Interviewers can also easily spot a dishonest response. “Don’t lie! Interviewers are surprisingly adept at seeing through scripted and false answers,” says Rebecca Horan, personal branding expert at Rebecca Horan Consulting LLC. “Be honest – with yourself and your interviewer. But … we all have multiple weaknesses. Choose one that is not going to torpedo your chances of landing the role.”

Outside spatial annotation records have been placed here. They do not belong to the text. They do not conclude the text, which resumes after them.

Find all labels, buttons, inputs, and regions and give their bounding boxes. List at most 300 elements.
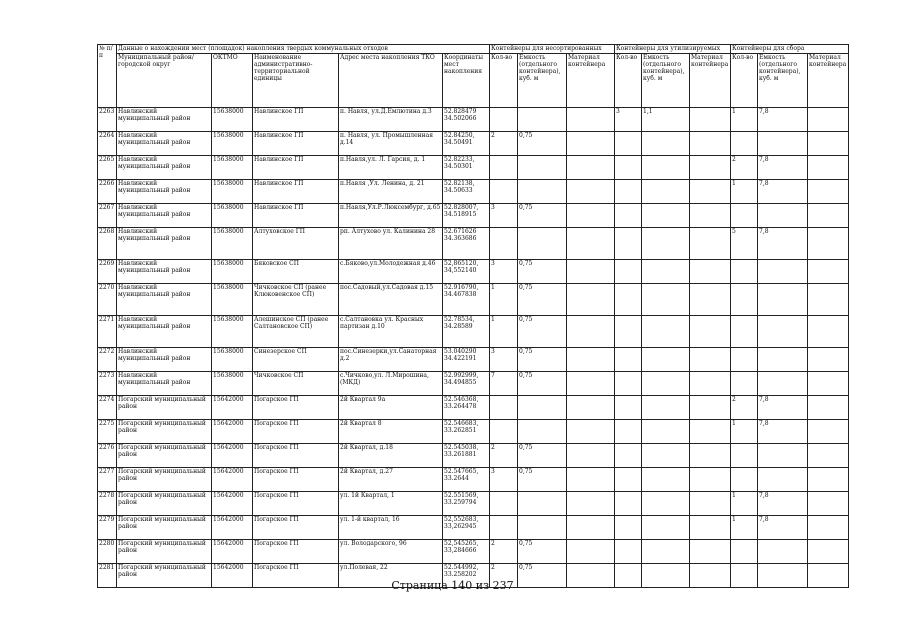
table-row [98, 228, 849, 260]
recyclable-capacity-cell [642, 372, 690, 396]
unsorted-qty-cell [490, 420, 518, 444]
table-row [98, 516, 849, 540]
collection-capacity-cell [758, 316, 808, 348]
table-row [98, 260, 849, 284]
collection-qty-cell: 5 [731, 228, 758, 260]
header-num: № п/п [98, 45, 117, 108]
row-number: 2275 [98, 420, 117, 444]
territory-cell: Навлинское ГП [253, 156, 339, 180]
header-group-title: Данные о нахождении мест (площадок) накопления твердых коммунальных отходов [117, 45, 490, 54]
municipality-cell: Навлинский муниципальный район [117, 316, 212, 348]
collection-capacity-cell: 7,8 [758, 108, 808, 132]
unsorted-qty-cell [490, 228, 518, 260]
territory-cell: Погарское ГП [253, 444, 339, 468]
collection-capacity-cell [758, 260, 808, 284]
unsorted-capacity-cell [518, 516, 567, 540]
unsorted-material-cell [567, 260, 615, 284]
oktmo-cell: 15638000 [212, 284, 253, 316]
header-material: Материал контейнера [808, 54, 849, 108]
row-number: 2276 [98, 444, 117, 468]
unsorted-capacity-cell: 0,75 [518, 564, 567, 588]
municipality-cell: Навлинский муниципальный район [117, 180, 212, 204]
unsorted-material-cell [567, 108, 615, 132]
municipality-cell: Навлинский муниципальный район [117, 260, 212, 284]
collection-capacity-cell [758, 540, 808, 564]
row-number: 2273 [98, 372, 117, 396]
collection-qty-cell [731, 284, 758, 316]
oktmo-cell: 15642000 [212, 444, 253, 468]
territory-cell: Погарское ГП [253, 420, 339, 444]
unsorted-material-cell [567, 156, 615, 180]
recyclable-capacity-cell [642, 516, 690, 540]
page-number: Страница 140 из 237 [391, 579, 514, 592]
header-capacity: Емкость (отдельного контейнера), куб. м [518, 54, 567, 108]
collection-qty-cell: 2 [731, 156, 758, 180]
header-group-recyclable: Контейнеры для утилизируемых [615, 45, 731, 54]
territory-cell: Чичковское СП [253, 372, 339, 396]
coords-cell: 52.551569, 33.259794 [443, 492, 490, 516]
collection-capacity-cell [758, 444, 808, 468]
recyclable-qty-cell [615, 492, 642, 516]
recyclable-capacity-cell [642, 468, 690, 492]
recyclable-material-cell [690, 260, 731, 284]
unsorted-material-cell [567, 372, 615, 396]
municipality-cell: Навлинский муниципальный район [117, 156, 212, 180]
municipality-cell: Навлинский муниципальный район [117, 132, 212, 156]
row-number: 2279 [98, 516, 117, 540]
oktmo-cell: 15642000 [212, 468, 253, 492]
address-cell: ул. Володарского, 96 [339, 540, 443, 564]
unsorted-capacity-cell [518, 492, 567, 516]
recyclable-capacity-cell [642, 492, 690, 516]
table-row [98, 108, 849, 132]
municipality-cell: Навлинский муниципальный район [117, 204, 212, 228]
oktmo-cell: 15638000 [212, 180, 253, 204]
recyclable-material-cell [690, 316, 731, 348]
collection-capacity-cell [758, 468, 808, 492]
coords-cell: 52.546683, 33.262851 [443, 420, 490, 444]
row-number: 2268 [98, 228, 117, 260]
recyclable-capacity-cell [642, 228, 690, 260]
address-cell: рп. Алтухово ул. Калинина 28 [339, 228, 443, 260]
unsorted-capacity-cell: 0,75 [518, 372, 567, 396]
recyclable-qty-cell [615, 468, 642, 492]
collection-qty-cell [731, 372, 758, 396]
coords-cell: 52.84250, 34.50491 [443, 132, 490, 156]
recyclable-material-cell [690, 444, 731, 468]
territory-cell: Бяковское СП [253, 260, 339, 284]
territory-cell: Погарское ГП [253, 468, 339, 492]
recyclable-capacity-cell [642, 260, 690, 284]
municipality-cell: Погарский муниципальный район [117, 420, 212, 444]
territory-cell: Навлинское ГП [253, 180, 339, 204]
unsorted-capacity-cell: 0,75 [518, 132, 567, 156]
oktmo-cell: 15638000 [212, 156, 253, 180]
unsorted-material-cell [567, 228, 615, 260]
unsorted-material-cell [567, 284, 615, 316]
recyclable-material-cell [690, 468, 731, 492]
municipality-cell: Погарский муниципальный район [117, 468, 212, 492]
recyclable-qty-cell [615, 228, 642, 260]
unsorted-qty-cell: 3 [490, 348, 518, 372]
collection-material-cell [808, 204, 849, 228]
row-number: 2277 [98, 468, 117, 492]
municipality-cell: Погарский муниципальный район [117, 540, 212, 564]
oktmo-cell: 15638000 [212, 228, 253, 260]
territory-cell: Алтуховское ГП [253, 228, 339, 260]
collection-capacity-cell: 7,8 [758, 492, 808, 516]
recyclable-capacity-cell [642, 180, 690, 204]
coords-cell: 52.547665, 33.2644 [443, 468, 490, 492]
unsorted-capacity-cell: 0,75 [518, 204, 567, 228]
municipality-cell: Погарский муниципальный район [117, 492, 212, 516]
territory-cell: Навлинское ГП [253, 108, 339, 132]
recyclable-material-cell [690, 284, 731, 316]
unsorted-material-cell [567, 180, 615, 204]
row-number: 2270 [98, 284, 117, 316]
collection-capacity-cell: 7,8 [758, 228, 808, 260]
coords-cell: 52,865120, 34,552140 [443, 260, 490, 284]
collection-material-cell [808, 468, 849, 492]
collection-qty-cell: 1 [731, 108, 758, 132]
oktmo-cell: 15638000 [212, 260, 253, 284]
address-cell: п.Навля,ул. Л. Гарсия, д. 1 [339, 156, 443, 180]
unsorted-qty-cell [490, 396, 518, 420]
table-body [98, 108, 849, 588]
table-row [98, 204, 849, 228]
collection-capacity-cell: 7,8 [758, 516, 808, 540]
collection-material-cell [808, 420, 849, 444]
unsorted-material-cell [567, 444, 615, 468]
header-group-unsorted: Контейнеры для несортированных [490, 45, 615, 54]
collection-capacity-cell [758, 284, 808, 316]
collection-qty-cell: 1 [731, 516, 758, 540]
unsorted-capacity-cell [518, 228, 567, 260]
coords-cell: 52,545265, 33,284666 [443, 540, 490, 564]
table-row [98, 540, 849, 564]
oktmo-cell: 15642000 [212, 516, 253, 540]
coords-cell: 53.040290 34.422191 [443, 348, 490, 372]
recyclable-material-cell [690, 396, 731, 420]
header-territory: Наименование административно-территориальной единицы [253, 54, 339, 108]
unsorted-qty-cell [490, 108, 518, 132]
recyclable-material-cell [690, 228, 731, 260]
collection-material-cell [808, 156, 849, 180]
row-number: 2274 [98, 396, 117, 420]
unsorted-qty-cell: 3 [490, 204, 518, 228]
collection-qty-cell [731, 132, 758, 156]
recyclable-material-cell [690, 540, 731, 564]
recyclable-material-cell [690, 204, 731, 228]
oktmo-cell: 15642000 [212, 492, 253, 516]
territory-cell: Навлинское ГП [253, 204, 339, 228]
unsorted-capacity-cell [518, 108, 567, 132]
recyclable-capacity-cell [642, 284, 690, 316]
unsorted-material-cell [567, 348, 615, 372]
row-number: 2281 [98, 564, 117, 588]
collection-material-cell [808, 316, 849, 348]
oktmo-cell: 15638000 [212, 108, 253, 132]
address-cell: п. Навля, ул.Д.Емлютина д.3 [339, 108, 443, 132]
unsorted-qty-cell: 7 [490, 372, 518, 396]
collection-material-cell [808, 396, 849, 420]
recyclable-material-cell [690, 492, 731, 516]
unsorted-capacity-cell: 0,75 [518, 284, 567, 316]
address-cell: 2й Квартал, д.18 [339, 444, 443, 468]
collection-qty-cell [731, 316, 758, 348]
collection-qty-cell [731, 260, 758, 284]
collection-capacity-cell: 7,8 [758, 156, 808, 180]
table-row [98, 132, 849, 156]
recyclable-capacity-cell [642, 316, 690, 348]
territory-cell: Погарское ГП [253, 564, 339, 588]
collection-qty-cell [731, 540, 758, 564]
address-cell: 2й Квартал 9а [339, 396, 443, 420]
recyclable-capacity-cell [642, 444, 690, 468]
recyclable-qty-cell [615, 396, 642, 420]
unsorted-qty-cell: 1 [490, 316, 518, 348]
territory-cell: Навлинское ГП [253, 132, 339, 156]
recyclable-qty-cell [615, 444, 642, 468]
table-row [98, 180, 849, 204]
unsorted-capacity-cell [518, 180, 567, 204]
collection-capacity-cell [758, 132, 808, 156]
collection-capacity-cell: 7,8 [758, 180, 808, 204]
table-row [98, 156, 849, 180]
collection-material-cell [808, 284, 849, 316]
coords-cell: 52.992999, 34.494855 [443, 372, 490, 396]
oktmo-cell: 15638000 [212, 372, 253, 396]
territory-cell: Погарское ГП [253, 540, 339, 564]
collection-qty-cell [731, 468, 758, 492]
row-number: 2271 [98, 316, 117, 348]
collection-material-cell [808, 132, 849, 156]
coords-cell: 52.82233, 34.50301 [443, 156, 490, 180]
municipality-cell: Погарский муниципальный район [117, 564, 212, 588]
header-address: Адрес места накопления ТКО [339, 54, 443, 108]
recyclable-capacity-cell [642, 396, 690, 420]
recyclable-material-cell [690, 156, 731, 180]
unsorted-qty-cell [490, 156, 518, 180]
unsorted-qty-cell: 2 [490, 132, 518, 156]
waste-sites-table [97, 44, 849, 588]
address-cell: пос.Синезерки,ул.Санаторная д.2 [339, 348, 443, 372]
unsorted-material-cell [567, 420, 615, 444]
header-capacity: Емкость (отдельного контейнера), куб. м [758, 54, 808, 108]
recyclable-capacity-cell [642, 204, 690, 228]
territory-cell: Погарское ГП [253, 516, 339, 540]
collection-qty-cell: 2 [731, 396, 758, 420]
recyclable-capacity-cell [642, 156, 690, 180]
territory-cell: Синезерское СП [253, 348, 339, 372]
municipality-cell: Погарский муниципальный район [117, 396, 212, 420]
address-cell: ул.Полевая, 22 [339, 564, 443, 588]
collection-material-cell [808, 372, 849, 396]
collection-qty-cell [731, 204, 758, 228]
table-row [98, 420, 849, 444]
recyclable-qty-cell [615, 260, 642, 284]
recyclable-material-cell [690, 132, 731, 156]
collection-material-cell [808, 516, 849, 540]
unsorted-capacity-cell: 0,75 [518, 468, 567, 492]
unsorted-material-cell [567, 516, 615, 540]
table-row [98, 468, 849, 492]
oktmo-cell: 15638000 [212, 348, 253, 372]
municipality-cell: Навлинский муниципальный район [117, 228, 212, 260]
recyclable-qty-cell [615, 156, 642, 180]
unsorted-qty-cell: 2 [490, 540, 518, 564]
address-cell: п. Навля, ул. Промышленная д.14 [339, 132, 443, 156]
unsorted-capacity-cell: 0,75 [518, 540, 567, 564]
address-cell: 2й Квартал, д.27 [339, 468, 443, 492]
collection-qty-cell [731, 348, 758, 372]
recyclable-qty-cell [615, 132, 642, 156]
collection-material-cell [808, 444, 849, 468]
recyclable-qty-cell [615, 204, 642, 228]
header-coords: Координаты мест накопления [443, 54, 490, 108]
collection-material-cell [808, 260, 849, 284]
unsorted-capacity-cell: 0,75 [518, 348, 567, 372]
unsorted-material-cell [567, 132, 615, 156]
address-cell: 2й Квартал 8 [339, 420, 443, 444]
table-row [98, 444, 849, 468]
recyclable-material-cell [690, 372, 731, 396]
header-qty: Кол-во [490, 54, 518, 108]
collection-material-cell [808, 348, 849, 372]
address-cell: ул. 1-й квартал, 16 [339, 516, 443, 540]
coords-cell: 52.828479 34.502066 [443, 108, 490, 132]
oktmo-cell: 15642000 [212, 420, 253, 444]
collection-capacity-cell: 7,8 [758, 420, 808, 444]
row-number: 2280 [98, 540, 117, 564]
unsorted-material-cell [567, 204, 615, 228]
recyclable-material-cell [690, 348, 731, 372]
recyclable-capacity-cell [642, 132, 690, 156]
coords-cell: 52.916790, 34.467838 [443, 284, 490, 316]
unsorted-capacity-cell: 0,75 [518, 444, 567, 468]
header-group-collection: Контейнеры для сбора [731, 45, 849, 54]
collection-material-cell [808, 108, 849, 132]
table-row [98, 492, 849, 516]
recyclable-qty-cell: 3 [615, 108, 642, 132]
address-cell: п.Навля,Ул.Р.Люксембург, д.65 [339, 204, 443, 228]
oktmo-cell: 15642000 [212, 564, 253, 588]
recyclable-material-cell [690, 180, 731, 204]
coords-cell: 52.78534, 34.28589 [443, 316, 490, 348]
table-row [98, 284, 849, 316]
collection-qty-cell: 1 [731, 180, 758, 204]
recyclable-qty-cell [615, 540, 642, 564]
header-municipality: Муниципальный район/городской округ [117, 54, 212, 108]
recyclable-qty-cell [615, 372, 642, 396]
address-cell: с.Салтановка ул. Красных партизан д.10 [339, 316, 443, 348]
unsorted-qty-cell: 3 [490, 260, 518, 284]
coords-cell: 52.544992, 33.258202 [443, 564, 490, 588]
recyclable-qty-cell [615, 420, 642, 444]
unsorted-capacity-cell [518, 420, 567, 444]
unsorted-material-cell [567, 492, 615, 516]
header-material: Материал контейнера [690, 54, 731, 108]
row-number: 2265 [98, 156, 117, 180]
territory-cell: Алешинское СП (ранее Салтановское СП) [253, 316, 339, 348]
unsorted-qty-cell: 3 [490, 468, 518, 492]
unsorted-qty-cell: 1 [490, 284, 518, 316]
address-cell: ул. 1й Квартал, 1 [339, 492, 443, 516]
unsorted-material-cell [567, 540, 615, 564]
recyclable-capacity-cell [642, 420, 690, 444]
table-row [98, 396, 849, 420]
row-number: 2267 [98, 204, 117, 228]
oktmo-cell: 15638000 [212, 316, 253, 348]
collection-qty-cell [731, 444, 758, 468]
municipality-cell: Навлинский муниципальный район [117, 348, 212, 372]
municipality-cell: Навлинский муниципальный район [117, 284, 212, 316]
collection-material-cell [808, 492, 849, 516]
territory-cell: Чичковское СП (ранее Клюковенское СП) [253, 284, 339, 316]
recyclable-capacity-cell [642, 540, 690, 564]
table-row [98, 316, 849, 348]
collection-material-cell [808, 540, 849, 564]
territory-cell: Погарское ГП [253, 396, 339, 420]
table-row [98, 348, 849, 372]
address-cell: пос.Садовый,ул.Садовая д.15 [339, 284, 443, 316]
collection-qty-cell: 1 [731, 492, 758, 516]
coords-cell: 52.828007, 34.518915 [443, 204, 490, 228]
collection-capacity-cell [758, 204, 808, 228]
coords-cell: 52.545038, 33.261881 [443, 444, 490, 468]
row-number: 2278 [98, 492, 117, 516]
recyclable-qty-cell [615, 516, 642, 540]
row-number: 2272 [98, 348, 117, 372]
coords-cell: 52.546368, 33.264478 [443, 396, 490, 420]
collection-capacity-cell [758, 372, 808, 396]
table-row [98, 372, 849, 396]
unsorted-qty-cell [490, 492, 518, 516]
unsorted-capacity-cell: 0,75 [518, 316, 567, 348]
municipality-cell: Навлинский муниципальный район [117, 108, 212, 132]
collection-material-cell [808, 228, 849, 260]
collection-capacity-cell: 7,8 [758, 396, 808, 420]
recyclable-material-cell [690, 108, 731, 132]
collection-capacity-cell [758, 348, 808, 372]
header-qty: Кол-во [615, 54, 642, 108]
recyclable-capacity-cell: 1,1 [642, 108, 690, 132]
collection-material-cell [808, 180, 849, 204]
address-cell: с.Бяково,ул.Молодежная д.46 [339, 260, 443, 284]
unsorted-capacity-cell: 0,75 [518, 260, 567, 284]
municipality-cell: Погарский муниципальный район [117, 516, 212, 540]
oktmo-cell: 15642000 [212, 540, 253, 564]
coords-cell: 52.82138, 34.50633 [443, 180, 490, 204]
row-number: 2266 [98, 180, 117, 204]
coords-cell: 52,552683, 33,262945 [443, 516, 490, 540]
unsorted-qty-cell: 2 [490, 564, 518, 588]
registry-sheet [97, 44, 849, 588]
header-qty: Кол-во [731, 54, 758, 108]
collection-qty-cell: 1 [731, 420, 758, 444]
unsorted-qty-cell: 2 [490, 444, 518, 468]
municipality-cell: Погарский муниципальный район [117, 444, 212, 468]
header-material: Материал контейнера [567, 54, 615, 108]
recyclable-qty-cell [615, 284, 642, 316]
unsorted-material-cell [567, 396, 615, 420]
recyclable-qty-cell [615, 348, 642, 372]
unsorted-qty-cell [490, 516, 518, 540]
recyclable-material-cell [690, 516, 731, 540]
oktmo-cell: 15638000 [212, 204, 253, 228]
recyclable-qty-cell [615, 180, 642, 204]
municipality-cell: Навлинский муниципальный район [117, 372, 212, 396]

Instead, Horan says to make it clear that your weakness is something you’ve worked to overcome and won’t hinder your job performance. “Show that you care about personal development. If you’ve struggled in a specific area of expertise but you’re taking a class in it to bolster your skillset, great! Talk about that. If you’ve always turned to jelly at the thought of public speaking but have joined your local Toastmasters chapter or you’re taking an improv class to get more comfortable with speaking in front of a large group, you’ll want to talk about that. Whatever it is, your interviewer should be able to envision the ‘happy ending’ to the story.”
Just don’t self-sabotage.
“Don’t name a weakness that is going to get in the way of [you being able to do] your job successfully, working well with others, or otherwise succeeding in the position for which you’re applying,” Horan cautions. “Be honest, but very selective about which example to use.”
To that end, Shannon also says to avoid choosing a “fatal flaw” – something that would knock you out of the running. “For example, saying that you lack attention to detail when you are interviewing for an accounting position would immediately disqualify you, no matter how good your strategies for dealing with it are.”